8 de noviembre de 2009

COLACAO








“El desayuno de los campeones”, “colacao, colacao, tu fiel amigo”

La importancia trascendental de un buen vaso de colacao por la mañana no la calibraban ni los anunciantes del producto.

Cuando mamá te despertaba para ir al cole, y comprobabas que no había nevado, que tu ropa favorita de los domingos no te la podías poner hoy, que ni mamá, ni papá se creían que te dolía la tripa, ni la nuca, que de tu ataque de tos de mentira se burlaba hasta tu hermana pequeña, y aceptabas finalmente que sin solución habría que ir al colegio, aún quedaba un consuelo: EL COLACAO.

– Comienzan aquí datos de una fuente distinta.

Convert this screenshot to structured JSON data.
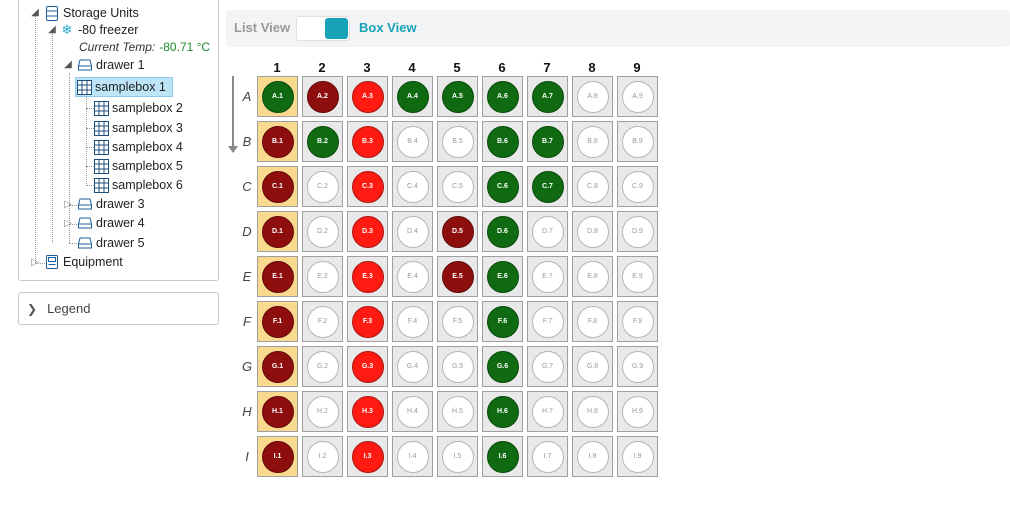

Te dirigías a la cocina con las botas de agua de aspecto interestelar ya puestas (cómo pesaban y qué calor daba el forro de borreguillo), con el pelo casi calado porque era la única manera con la que mamá lograba meter en cintura los pelos revueltos, y con la conciencia turbia por no haber terminado del todo los deberes la tarde anterior. Cerrabas un trato con el de arriba y le prometías que si no te sacaban hoy al encerado, por la tarde harías todos los deberes. El de arriba no siempre cumplía. Por abajo tampoco se cumplía siempre. Todo se zambullía en el vaso de colacao. Las galletas María, sí, el pan frito, también, los trocitos de pan sin freír cuando te daban un colocadito migao, sí, pero también las botas de agua, el pelo mojado, y los deberes sin terminar se empapaban de colacao y emergían salpicados de grumitos de choco. Y lo mejor para el final. Rebañabas al fondo del vaso los suculentos montoncitos a medio desleír, y con la cucharilla terminabas desenterrando del fondo a las compas de clase con las que jugabas a los ángeles de Charlie, y la importante misión de encontrar el cromo 57 para completar el álbum.

-¡Vamos, que llegáis tarde!

Y el movimiento de la cucharilla se volvía frenético porque lo más rico del Colacao son los grumitos del final y a ver si no iba a dar tiempo a tomárselos antes de ir al colegio.